Dies ist ein körperlich-seelischer Lernprozess, der zunächst eine gewisse Umgewöhnung erfordert, besonders dann, wenn uns das eigene Atemmuster vielleicht nicht «gefällt» oder wir das Gefühl haben, dass wir nicht «richtig» atmen und anders atmen «sollten».

Die geduldige Haltung des Zulassens, des Geschehen-Lassens sowie die daran geknüpften leib-seelischen Erfahrungen wirken ebenso tiefgreifend auf die Atemkraft ein wie «willentliche» Massnahmen, allerdings auf eine natürliche und nicht-manipulative Weise. Die im Leib verankerten, physiologischen Gesetzmässigkeiten des Atems werden respektiert und gewahrt, seine selbstregulativen Prozesse werden angeregt, gestärkt, freigelegt und entwickelt.

In der Einzelbehandlung werden zur Anregung und Unterstützungder natürlichen Atemfunktion manuelle Behandlungsgriffe am Körper so eingesetzt, dass sie den Leib im Atemrhythmus ansprechen und die Atemwelle so im ganzen Körper verstärken und erfahrbar machen.
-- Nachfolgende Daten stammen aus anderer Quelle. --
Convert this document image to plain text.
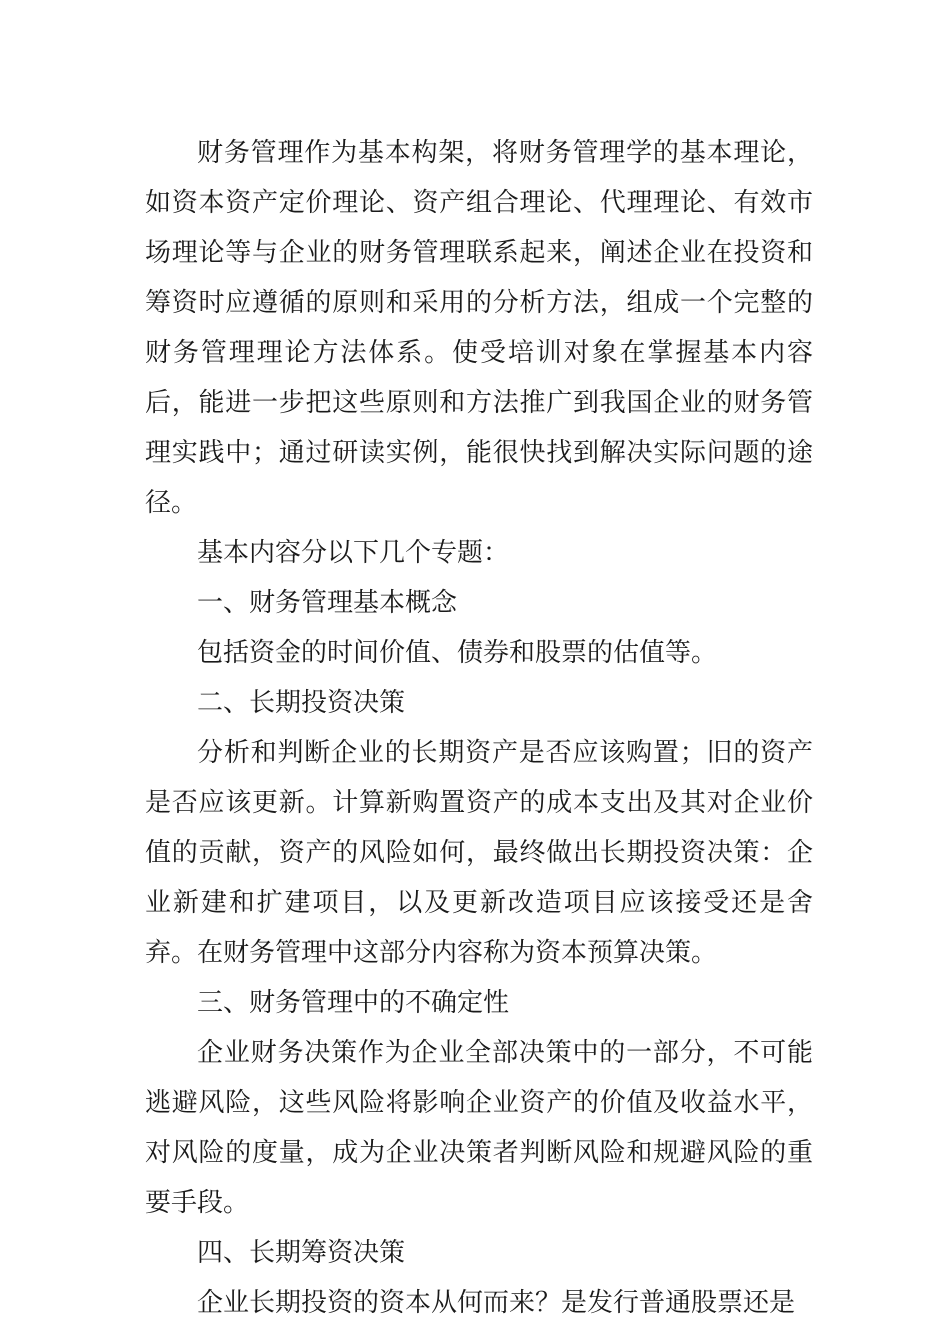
财务管理作为基本构架，将财务管理学的基本理论，如资本资产定价理论、资产组合理论、代理理论、有效市场理论等与企业的财务管理联系起来，阐述企业在投资和筹资时应遵循的原则和采用的分析方法，组成一个完整的财务管理理论方法体系。使受培训对象在掌握基本内容后，能进一步把这些原则和方法推广到我国企业的财务管理实践中；通过研读实例，能很快找到解决实际问题的途径。

基本内容分以下几个专题：

一、财务管理基本概念

包括资金的时间价值、债券和股票的估值等。

二、长期投资决策

分析和判断企业的长期资产是否应该购置；旧的资产是否应该更新。计算新购置资产的成本支出及其对企业价值的贡献，资产的风险如何，最终做出长期投资决策：企业新建和扩建项目，以及更新改造项目应该接受还是舍弃。在财务管理中这部分内容称为资本预算决策。

三、财务管理中的不确定性

企业财务决策作为企业全部决策中的一部分，不可能逃避风险，这些风险将影响企业资产的价值及收益水平，对风险的度量，成为企业决策者判断风险和规避风险的重要手段。

四、长期筹资决策

企业长期投资的资本从何而来？是发行普通股票还是
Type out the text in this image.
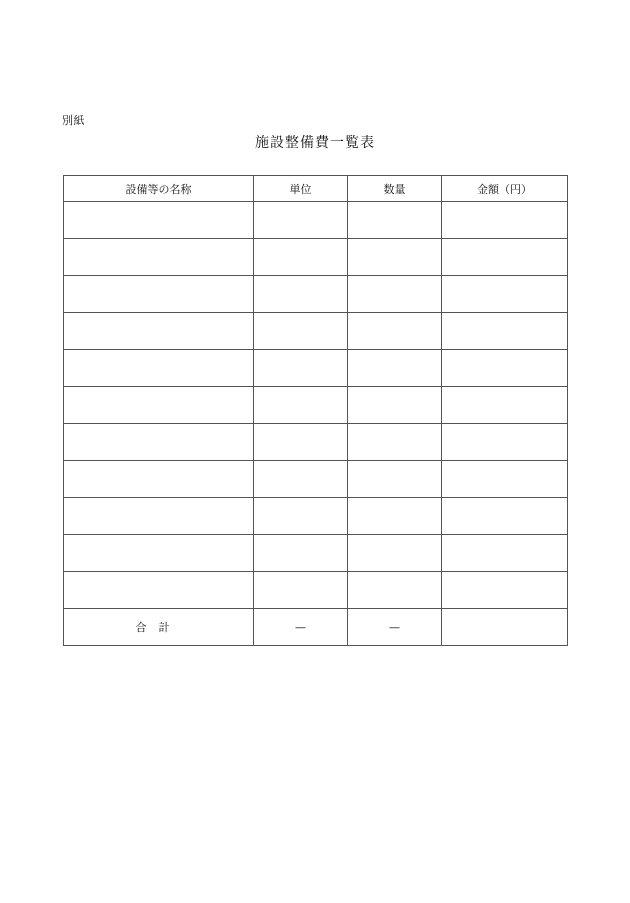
別紙
施設整備費一覧表
設備等の名称	単位	数量	金額（円）

合計	—	—	
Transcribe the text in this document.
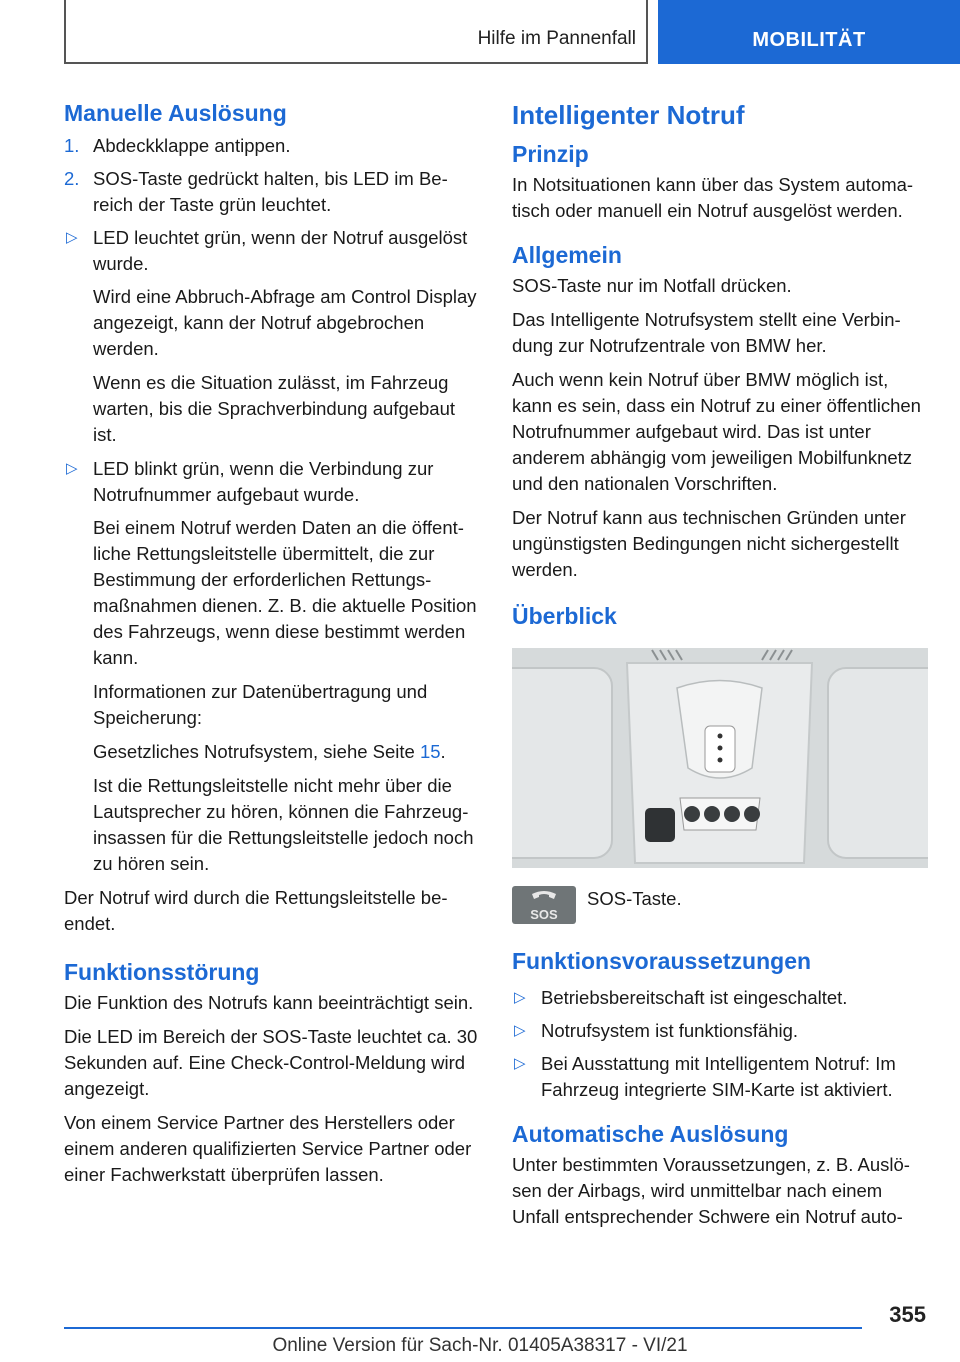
Hilfe im Pannenfall	MOBILITÄT
Manuelle Auslösung
1. Abdeckklappe antippen.
2. SOS-Taste gedrückt halten, bis LED im Bereich der Taste grün leuchtet.
▷ LED leuchtet grün, wenn der Notruf ausgelöst wurde.

Wird eine Abbruch-Abfrage am Control Display angezeigt, kann der Notruf abgebrochen werden.

Wenn es die Situation zulässt, im Fahrzeug warten, bis die Sprachverbindung aufgebaut ist.

▷ LED blinkt grün, wenn die Verbindung zur Notrufnummer aufgebaut wurde.

Bei einem Notruf werden Daten an die öffentliche Rettungsleitstelle übermittelt, die zur Bestimmung der erforderlichen Rettungsmaßnahmen dienen. Z. B. die aktuelle Position des Fahrzeugs, wenn diese bestimmt werden kann.

Informationen zur Datenübertragung und Speicherung:

Gesetzliches Notrufsystem, siehe Seite 15.

Ist die Rettungsleitstelle nicht mehr über die Lautsprecher zu hören, können die Fahrzeuginsassen für die Rettungsleitstelle jedoch noch zu hören sein.

Der Notruf wird durch die Rettungsleitstelle beendet.

Funktionsstörung

Die Funktion des Notrufs kann beeinträchtigt sein.

Die LED im Bereich der SOS-Taste leuchtet ca. 30 Sekunden auf. Eine Check-Control-Meldung wird angezeigt.

Von einem Service Partner des Herstellers oder einem anderen qualifizierten Service Partner oder einer Fachwerkstatt überprüfen lassen.

Intelligenter Notruf
Prinzip

In Notsituationen kann über das System automatisch oder manuell ein Notruf ausgelöst werden.

Allgemein

SOS-Taste nur im Notfall drücken.

Das Intelligente Notrufsystem stellt eine Verbindung zur Notrufzentrale von BMW her.

Auch wenn kein Notruf über BMW möglich ist, kann es sein, dass ein Notruf zu einer öffentlichen Notrufnummer aufgebaut wird. Das ist unter anderem abhängig vom jeweiligen Mobilfunknetz und den nationalen Vorschriften.

Der Notruf kann aus technischen Gründen unter ungünstigsten Bedingungen nicht sichergestellt werden.

Überblick
SOS
SOS-Taste.
Funktionsvoraussetzungen
▷ Betriebsbereitschaft ist eingeschaltet.
▷ Notrufsystem ist funktionsfähig.
▷ Bei Ausstattung mit Intelligentem Notruf: Im Fahrzeug integrierte SIM-Karte ist aktiviert.
Automatische Auslösung

Unter bestimmten Voraussetzungen, z. B. Auslösen der Airbags, wird unmittelbar nach einem Unfall entsprechender Schwere ein Notruf auto-

355
Online Version für Sach-Nr. 01405A38317 - VI/21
Integrierend wird die Spür- und Empfindungsfähigkeit für den eigenen Körper – die Körpererfahrung – entwickelt und über die Arbeit an Muskeln, Sehnen und Gelenken die Durchlässigkeit des Leibes für die Atemschwingung gefördert. Indem wir uns spürend-erfahrend mit unserem Körper und mit dem eigenen, sehr individuellen Atemrhythmus verbinden, können sich über das vegetative Nervensystem tiefgreifende leib-seelische Regulierungs-und Lösungsprozesse und eine Steigerung von Lebenskraft und Wohlbefinden einstellen.

In den Atemgruppen werden Bewegungs- und Körperspür-Übungen eingesetzt, die so angelegt sind, dass der Atemrhythmus sich vom «Flussbett» der leiblichen Bewegung harmonisch mittragen lassen kann und im Zusammenspiel mit der Bewegung seine natürliche selbstregulative Kraft unterstützt, gestärkt und gelöst wird. Mit längerem Üben kann sich dann die Erfahrung einstellen, dass die Atemkraft sich so entwickelt hat, dass sie zu «tragen» beginnt und die körperlichen Bewegungsprozesse zunehmend aus der Atemkraft heraus gestaltet, gespeist und entfaltet werden können.